Toprak Bayramı ve Toprak Haftası sebebiyle Lüleburgazlı aktivist, çevre gönüllüsü Hakan Dedeoğlu bir basın açıklamasını kamuoyu ile paylaştı. Dedeoğlu açıklamasında şunları kaydetti;
"Toprağın ne olduğunu bilmeyen yöneticilerin ona sahip çıkması mümkün müdür?
"Toprak nedir" diye sorduğunuzda genellikle tatmin edici cevap alamazsınız. Anlamını bayrak, vatan ya da benzer söylemlerle açıkladıklarını gördükçe şaşırmamak mümkün değil. Toprak, canlıdır ve insanın bağımlı olduğu varlıkların başında gelir. Çocuklarımıza sahip çıkmalı, onların toprak ve suyu çok iyi şekilde öğrenmelerine imkân vermeliyiz.
"Yaşamın kaynağı olan toprağın önemini vurgulamak ve kamuoyunda farkındalık yaratmak amacıyla, 1945 yılında yayınlanan 4760 sayılı Toprak Bayramı Kanunu'na göre her yıl 11 Haziran'ı takip eden ilk Pazar günü "Toprak Bayramı" olarak kutlanmaktadır. Toprak hava ve su canlılarının yaşaması için vazgeçilmez bir unsurdur. Ve bu kaynaklar sınırsız değildir. Gelecek nesillerimize işlenebilir toprağımızı bırakmak hepimizin görevidir. Bu topraklar atalarımızdan bize miras değil gelecek nesillere ulaştırılması gereken bir emanettir.
Toprak binlerce hatta milyonlarca yılda oluşmakta ve insan ömrü ile kıyaslandığında muazzam bir süreci işaret etmektedir.
Doğal yollarla uygun şartlarda 1 cm toprağın oluşması için yüzlerce yıl geçmesi gerekir. İşlenebilir ve verimli bir toprağın oluşması için ise en az 4000 yıla ihtiyaç vardır. Çölleşmiş, çoraklaşmış erozyona uğramış, değişik yollarla kirletilmiş, aşırı ve dikkatsiz kullanım nedeniyle yorulmuş, verimliliği düşmüş bir toprağın geri kazanılması çok zordur. Bu nedenle topraklarımıza sahip çıkıp korumak hepimizin görevi olmalıdır.

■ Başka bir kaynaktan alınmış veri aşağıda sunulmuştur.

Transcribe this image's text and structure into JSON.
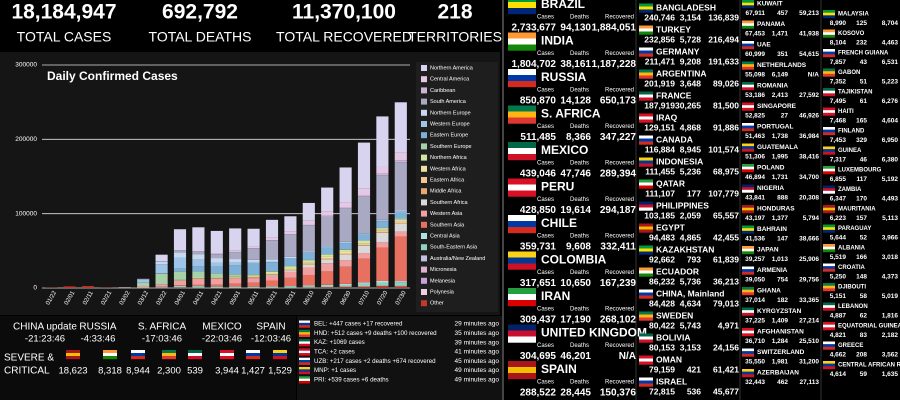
{
  "stats": [
    {
      "value": "18,184,947",
      "label": "TOTAL CASES"
    },
    {
      "value": "692,792",
      "label": "TOTAL DEATHS"
    },
    {
      "value": "11,370,100",
      "label": "TOTAL RECOVERED"
    },
    {
      "value": "218",
      "label": "TERRITORIES"
    }
  ],
  "chart_data": {
    "type": "bar",
    "stacked": true,
    "title": "Daily Confirmed Cases",
    "grid": true,
    "categories": [
      "01/22",
      "02/01",
      "02/11",
      "02/21",
      "03/02",
      "03/12",
      "03/22",
      "04/01",
      "04/11",
      "04/21",
      "05/01",
      "05/11",
      "05/21",
      "05/31",
      "06/10",
      "06/20",
      "06/30",
      "07/10",
      "07/20",
      "07/30"
    ],
    "ylim": [
      0,
      300000
    ],
    "yticks": [
      0,
      100000,
      200000,
      300000
    ],
    "series": [
      {
        "name": "Northern America",
        "color": "#d8d4f0",
        "values": [
          0,
          0,
          0,
          0,
          10,
          400,
          9000,
          28000,
          32000,
          30000,
          30000,
          24000,
          24000,
          20000,
          24000,
          32000,
          47000,
          62000,
          68000,
          68000
        ]
      },
      {
        "name": "Central America",
        "color": "#e6c8e6",
        "values": [
          0,
          0,
          0,
          0,
          0,
          10,
          60,
          300,
          700,
          1100,
          1700,
          2200,
          3500,
          4000,
          5000,
          6000,
          7000,
          8500,
          9000,
          10000
        ]
      },
      {
        "name": "Caribbean",
        "color": "#c9b5d8",
        "values": [
          0,
          0,
          0,
          0,
          0,
          10,
          50,
          250,
          350,
          400,
          500,
          500,
          600,
          700,
          900,
          900,
          1000,
          1500,
          2000,
          2500
        ]
      },
      {
        "name": "South America",
        "color": "#a9a9c4",
        "values": [
          0,
          0,
          0,
          0,
          0,
          30,
          300,
          2500,
          3500,
          5000,
          9000,
          15000,
          25000,
          30000,
          35000,
          40000,
          45000,
          50000,
          60000,
          65000
        ]
      },
      {
        "name": "Northern Europe",
        "color": "#c6d9f0",
        "values": [
          0,
          0,
          0,
          0,
          50,
          800,
          3500,
          7000,
          7000,
          6500,
          5000,
          4000,
          3000,
          1500,
          1200,
          1000,
          900,
          800,
          900,
          1000
        ]
      },
      {
        "name": "Western Europe",
        "color": "#9ec5e8",
        "values": [
          0,
          0,
          0,
          10,
          100,
          4000,
          12000,
          15000,
          9000,
          5000,
          3500,
          1500,
          1000,
          700,
          600,
          700,
          800,
          900,
          1200,
          1800
        ]
      },
      {
        "name": "Eastern Europe",
        "color": "#7fb0d8",
        "values": [
          0,
          0,
          0,
          0,
          10,
          100,
          600,
          4000,
          7000,
          9000,
          12000,
          14000,
          12000,
          10000,
          10000,
          9000,
          8500,
          8000,
          8500,
          8000
        ]
      },
      {
        "name": "Southern Europe",
        "color": "#a8d0a8",
        "values": [
          0,
          0,
          0,
          0,
          300,
          5000,
          14000,
          11000,
          8000,
          5000,
          2500,
          1500,
          1000,
          800,
          600,
          500,
          500,
          700,
          1200,
          1500
        ]
      },
      {
        "name": "Northern Africa",
        "color": "#d0e6a0",
        "values": [
          0,
          0,
          0,
          0,
          5,
          50,
          200,
          800,
          900,
          900,
          900,
          900,
          1500,
          2000,
          2300,
          2500,
          2400,
          2000,
          1500,
          1200
        ]
      },
      {
        "name": "Western Africa",
        "color": "#f0e0a0",
        "values": [
          0,
          0,
          0,
          0,
          0,
          10,
          60,
          200,
          500,
          700,
          1000,
          1200,
          1500,
          1800,
          2200,
          2300,
          2000,
          1700,
          1500,
          1300
        ]
      },
      {
        "name": "Eastern Africa",
        "color": "#f5c78e",
        "values": [
          0,
          0,
          0,
          0,
          0,
          5,
          40,
          150,
          200,
          300,
          400,
          500,
          600,
          800,
          1000,
          1300,
          1500,
          2000,
          2200,
          2300
        ]
      },
      {
        "name": "Middle Africa",
        "color": "#e8a870",
        "values": [
          0,
          0,
          0,
          0,
          0,
          5,
          30,
          100,
          150,
          250,
          400,
          500,
          500,
          600,
          600,
          600,
          500,
          500,
          400,
          400
        ]
      },
      {
        "name": "Southern Africa",
        "color": "#d9d9d9",
        "values": [
          0,
          0,
          0,
          0,
          0,
          10,
          150,
          150,
          150,
          200,
          400,
          700,
          1000,
          2000,
          3500,
          5000,
          7500,
          10000,
          13000,
          11000
        ]
      },
      {
        "name": "Western Asia",
        "color": "#f0a0a0",
        "values": [
          0,
          0,
          30,
          100,
          500,
          1500,
          3000,
          6000,
          8000,
          8000,
          7000,
          6000,
          6500,
          8000,
          10000,
          11000,
          9000,
          7500,
          7000,
          6500
        ]
      },
      {
        "name": "Southern Asia",
        "color": "#e87060",
        "values": [
          0,
          0,
          0,
          0,
          5,
          30,
          200,
          800,
          1500,
          2500,
          4000,
          5500,
          8000,
          11000,
          14000,
          18000,
          23000,
          32000,
          45000,
          60000
        ]
      },
      {
        "name": "Central Asia",
        "color": "#b0e0e0",
        "values": [
          0,
          0,
          0,
          0,
          0,
          0,
          20,
          100,
          200,
          300,
          500,
          400,
          500,
          700,
          900,
          1000,
          1500,
          2000,
          2000,
          1500
        ]
      },
      {
        "name": "South-Eastern Asia",
        "color": "#8fd0c0",
        "values": [
          0,
          10,
          30,
          40,
          30,
          200,
          800,
          1800,
          2000,
          1500,
          1200,
          1200,
          1300,
          1600,
          2000,
          2300,
          2500,
          3500,
          4500,
          5000
        ]
      },
      {
        "name": "Australia/New Zealand",
        "color": "#c0c0e0",
        "values": [
          0,
          0,
          0,
          0,
          3,
          50,
          400,
          300,
          100,
          30,
          20,
          15,
          15,
          10,
          20,
          20,
          50,
          200,
          400,
          600
        ]
      },
      {
        "name": "Micronesia",
        "color": "#e0b0d0",
        "values": [
          0,
          0,
          0,
          0,
          0,
          0,
          0,
          0,
          0,
          0,
          0,
          0,
          0,
          0,
          0,
          0,
          0,
          0,
          0,
          0
        ]
      },
      {
        "name": "Melanesia",
        "color": "#c8a0e0",
        "values": [
          0,
          0,
          0,
          0,
          0,
          0,
          0,
          0,
          0,
          0,
          0,
          0,
          0,
          0,
          0,
          5,
          10,
          20,
          30,
          30
        ]
      },
      {
        "name": "Polynesia",
        "color": "#f0d0e0",
        "values": [
          0,
          0,
          0,
          0,
          0,
          0,
          0,
          0,
          0,
          0,
          0,
          0,
          0,
          0,
          0,
          0,
          0,
          0,
          0,
          0
        ]
      },
      {
        "name": "Other",
        "color": "#c0392b",
        "values": [
          450,
          2100,
          2500,
          400,
          200,
          100,
          400,
          600,
          400,
          100,
          150,
          100,
          200,
          300,
          600,
          1000,
          1500,
          1800,
          2500,
          2200
        ]
      }
    ]
  },
  "updates": [
    {
      "country": "CHINA update",
      "time": "-21:23:46"
    },
    {
      "country": "RUSSIA",
      "time": "-4:33:46"
    },
    {
      "country": "S. AFRICA",
      "time": "-17:03:46"
    },
    {
      "country": "MEXICO",
      "time": "-22:03:46"
    },
    {
      "country": "SPAIN",
      "time": "-12:03:46"
    }
  ],
  "severe": {
    "label": [
      "SEVERE &",
      "CRITICAL"
    ],
    "values": [
      "18,623",
      "8,318",
      "8,944",
      "2,300",
      "539",
      "3,944",
      "1,427",
      "1,529"
    ]
  },
  "news": [
    {
      "text": "BEL: +447 cases +17 recovered",
      "time": "29 minutes ago"
    },
    {
      "text": "HND: +512 cases +9 deaths +100 recovered",
      "time": "35 minutes ago"
    },
    {
      "text": "KAZ: +1069 cases",
      "time": "39 minutes ago"
    },
    {
      "text": "TCA: +2 cases",
      "time": "41 minutes ago"
    },
    {
      "text": "UZB: +217 cases +2 deaths +674 recovered",
      "time": "45 minutes ago"
    },
    {
      "text": "MNP: +1 cases",
      "time": "49 minutes ago"
    },
    {
      "text": "PRI: +539 cases +6 deaths",
      "time": "49 minutes ago"
    }
  ],
  "column_headers": [
    "Cases",
    "Deaths",
    "Recovered"
  ],
  "countries_large": [
    [
      "BRAZIL",
      "2,733,677",
      "94,130",
      "1,884,051"
    ],
    [
      "INDIA",
      "1,804,702",
      "38,161",
      "1,187,228"
    ],
    [
      "RUSSIA",
      "850,870",
      "14,128",
      "650,173"
    ],
    [
      "S. AFRICA",
      "511,485",
      "8,366",
      "347,227"
    ],
    [
      "MEXICO",
      "439,046",
      "47,746",
      "289,394"
    ],
    [
      "PERU",
      "428,850",
      "19,614",
      "294,187"
    ],
    [
      "CHILE",
      "359,731",
      "9,608",
      "332,411"
    ],
    [
      "COLOMBIA",
      "317,651",
      "10,650",
      "167,239"
    ],
    [
      "IRAN",
      "309,437",
      "17,190",
      "268,102"
    ],
    [
      "UNITED KINGDOM",
      "304,695",
      "46,201",
      "N/A"
    ],
    [
      "SPAIN",
      "288,522",
      "28,445",
      "150,376"
    ]
  ],
  "countries_medium": [
    [
      "BANGLADESH",
      "240,746",
      "3,154",
      "136,839"
    ],
    [
      "TURKEY",
      "232,856",
      "5,728",
      "216,494"
    ],
    [
      "GERMANY",
      "211,471",
      "9,208",
      "191,633"
    ],
    [
      "ARGENTINA",
      "201,919",
      "3,648",
      "89,026"
    ],
    [
      "FRANCE",
      "187,919",
      "30,265",
      "81,500"
    ],
    [
      "IRAQ",
      "129,151",
      "4,868",
      "91,886"
    ],
    [
      "CANADA",
      "116,884",
      "8,945",
      "101,574"
    ],
    [
      "INDONESIA",
      "111,455",
      "5,236",
      "68,975"
    ],
    [
      "QATAR",
      "111,107",
      "177",
      "107,779"
    ],
    [
      "PHILIPPINES",
      "103,185",
      "2,059",
      "65,557"
    ],
    [
      "EGYPT",
      "94,483",
      "4,865",
      "42,455"
    ],
    [
      "KAZAKHSTAN",
      "92,662",
      "793",
      "61,839"
    ],
    [
      "ECUADOR",
      "86,232",
      "5,736",
      "36,213"
    ],
    [
      "CHINA, Mainland",
      "84,428",
      "4,634",
      "79,013"
    ],
    [
      "SWEDEN",
      "80,422",
      "5,743",
      "4,971"
    ],
    [
      "BOLIVIA",
      "80,153",
      "3,153",
      "24,156"
    ],
    [
      "OMAN",
      "79,159",
      "421",
      "61,421"
    ],
    [
      "ISRAEL",
      "72,815",
      "536",
      "45,677"
    ]
  ],
  "countries_small_a": [
    [
      "KUWAIT",
      "67,911",
      "457",
      "59,213"
    ],
    [
      "PANAMA",
      "67,453",
      "1,471",
      "41,938"
    ],
    [
      "UAE",
      "60,999",
      "351",
      "54,615"
    ],
    [
      "NETHERLANDS",
      "55,098",
      "6,149",
      "N/A"
    ],
    [
      "ROMANIA",
      "53,186",
      "2,413",
      "27,592"
    ],
    [
      "SINGAPORE",
      "52,825",
      "27",
      "46,926"
    ],
    [
      "PORTUGAL",
      "51,463",
      "1,738",
      "36,984"
    ],
    [
      "GUATEMALA",
      "51,306",
      "1,995",
      "38,416"
    ],
    [
      "POLAND",
      "46,894",
      "1,731",
      "34,700"
    ],
    [
      "NIGERIA",
      "43,841",
      "888",
      "20,308"
    ],
    [
      "HONDURAS",
      "43,197",
      "1,377",
      "5,794"
    ],
    [
      "BAHRAIN",
      "41,536",
      "147",
      "38,666"
    ],
    [
      "JAPAN",
      "39,257",
      "1,013",
      "25,906"
    ],
    [
      "ARMENIA",
      "39,050",
      "754",
      "29,756"
    ],
    [
      "GHANA",
      "37,014",
      "182",
      "33,365"
    ],
    [
      "KYRGYZSTAN",
      "37,225",
      "1,409",
      "27,214"
    ],
    [
      "AFGHANISTAN",
      "36,710",
      "1,284",
      "25,510"
    ],
    [
      "SWITZERLAND",
      "35,550",
      "1,981",
      "31,200"
    ],
    [
      "AZERBAIJAN",
      "32,443",
      "462",
      "27,113"
    ]
  ],
  "countries_small_b": [
    [
      "MALAYSIA",
      "8,990",
      "125",
      "8,704"
    ],
    [
      "KOSOVO",
      "8,104",
      "232",
      "4,463"
    ],
    [
      "FRENCH GUIANA",
      "7,857",
      "43",
      "6,531"
    ],
    [
      "GABON",
      "7,352",
      "51",
      "5,223"
    ],
    [
      "TAJIKISTAN",
      "7,495",
      "61",
      "6,276"
    ],
    [
      "HAITI",
      "7,468",
      "165",
      "4,604"
    ],
    [
      "FINLAND",
      "7,453",
      "329",
      "6,950"
    ],
    [
      "GUINEA",
      "7,317",
      "46",
      "6,380"
    ],
    [
      "LUXEMBOURG",
      "6,855",
      "117",
      "5,192"
    ],
    [
      "ZAMBIA",
      "6,347",
      "170",
      "4,493"
    ],
    [
      "MAURITANIA",
      "6,223",
      "157",
      "5,113"
    ],
    [
      "PARAGUAY",
      "5,644",
      "52",
      "3,966"
    ],
    [
      "ALBANIA",
      "5,519",
      "166",
      "3,018"
    ],
    [
      "CROATIA",
      "5,250",
      "148",
      "4,373"
    ],
    [
      "DJIBOUTI",
      "5,151",
      "58",
      "5,019"
    ],
    [
      "LEBANON",
      "4,887",
      "62",
      "1,816"
    ],
    [
      "EQUATORIAL GUINEA",
      "4,821",
      "83",
      "2,182"
    ],
    [
      "GREECE",
      "4,662",
      "208",
      "3,562"
    ],
    [
      "CENTRAL AFRICAN REPUBLIC",
      "4,614",
      "59",
      "1,635"
    ]
  ]
}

Ecdadımızın yadigârı olan bu toprakları, ekip biçerek ekonomimize katkı sağlamalı, toprak kaybının önlenmesi için çalışmalıyız. Atalarımızın dediği gibi "bakarsan bağ olur bakmazsan dağ olur". Ama biz bakmazsan çöl olur diyoruz. Artan dünya nüfusunun başta yerleşim, sanayi ve sosyal alana olan talebi tarım alanlarının daralmasına neden olduğunu, buna paralel olarak ortaya çıkan beslenme ihtiyacının artmasının tarım alanlarının iyi kullanılması, üretimin planlanması, tarım alanlarının ıslahı ve korunması gerekmektedir.

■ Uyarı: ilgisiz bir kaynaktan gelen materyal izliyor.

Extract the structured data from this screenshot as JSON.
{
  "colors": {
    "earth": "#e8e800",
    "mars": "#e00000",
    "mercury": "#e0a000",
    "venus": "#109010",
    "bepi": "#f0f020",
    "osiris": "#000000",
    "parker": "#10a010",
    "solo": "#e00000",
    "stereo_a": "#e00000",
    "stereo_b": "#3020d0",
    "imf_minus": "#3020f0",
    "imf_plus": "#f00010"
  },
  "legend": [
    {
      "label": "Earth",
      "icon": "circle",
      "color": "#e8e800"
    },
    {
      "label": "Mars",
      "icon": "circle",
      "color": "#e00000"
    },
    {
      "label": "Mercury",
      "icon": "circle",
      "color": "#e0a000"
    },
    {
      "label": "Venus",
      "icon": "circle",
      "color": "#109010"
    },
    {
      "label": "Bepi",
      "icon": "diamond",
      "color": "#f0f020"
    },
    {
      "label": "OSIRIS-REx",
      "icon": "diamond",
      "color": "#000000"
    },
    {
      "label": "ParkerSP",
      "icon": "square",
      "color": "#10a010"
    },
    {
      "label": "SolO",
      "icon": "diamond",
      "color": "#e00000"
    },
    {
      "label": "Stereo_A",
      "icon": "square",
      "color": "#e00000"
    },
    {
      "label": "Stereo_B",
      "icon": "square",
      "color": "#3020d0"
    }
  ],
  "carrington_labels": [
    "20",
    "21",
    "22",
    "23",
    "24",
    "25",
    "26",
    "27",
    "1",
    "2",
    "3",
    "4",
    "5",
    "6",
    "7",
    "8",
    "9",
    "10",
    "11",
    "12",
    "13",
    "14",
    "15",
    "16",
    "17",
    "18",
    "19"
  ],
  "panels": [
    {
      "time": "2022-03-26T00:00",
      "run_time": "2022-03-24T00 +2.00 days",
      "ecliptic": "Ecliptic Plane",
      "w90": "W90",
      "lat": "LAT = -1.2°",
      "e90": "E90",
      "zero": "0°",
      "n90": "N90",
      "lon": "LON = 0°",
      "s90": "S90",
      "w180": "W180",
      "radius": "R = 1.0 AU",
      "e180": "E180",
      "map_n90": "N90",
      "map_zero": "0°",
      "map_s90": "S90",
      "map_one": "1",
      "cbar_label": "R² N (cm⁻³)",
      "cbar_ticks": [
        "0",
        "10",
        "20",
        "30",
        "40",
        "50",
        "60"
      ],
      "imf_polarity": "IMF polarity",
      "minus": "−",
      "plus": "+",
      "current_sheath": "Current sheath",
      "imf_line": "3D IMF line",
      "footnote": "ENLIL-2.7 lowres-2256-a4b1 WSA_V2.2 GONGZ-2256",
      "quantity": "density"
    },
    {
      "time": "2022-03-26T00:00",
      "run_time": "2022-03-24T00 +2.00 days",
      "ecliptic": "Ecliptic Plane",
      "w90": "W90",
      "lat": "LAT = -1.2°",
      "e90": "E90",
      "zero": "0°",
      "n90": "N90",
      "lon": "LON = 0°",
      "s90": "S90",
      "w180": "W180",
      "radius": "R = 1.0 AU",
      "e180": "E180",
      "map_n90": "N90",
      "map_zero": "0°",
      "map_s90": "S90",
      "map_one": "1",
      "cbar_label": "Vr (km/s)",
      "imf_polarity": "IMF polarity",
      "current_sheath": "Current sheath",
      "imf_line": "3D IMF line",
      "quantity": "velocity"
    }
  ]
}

Bu nedenle yerleşim yerlerini, sanayi alanlarını ve diğer yatırımlarımızı mümkün olduğunca tarım arazilerinden uzak alanlarda yapmalıyız. İnsanların tükettikleri tarımsal ürünlerin (gıda, giyecek vb.) arz güvenliğinin sağlanabilmesi için doğal kaynakların korunması gerekmektedir.
Bunun için de tarımsal kaynakların korunması, iyileştirmesi ve devamlılığının sağlanması, doğal kaynakların korunmasına yönelik uygun teknolojilerin üretilerek kullanılması gerekir."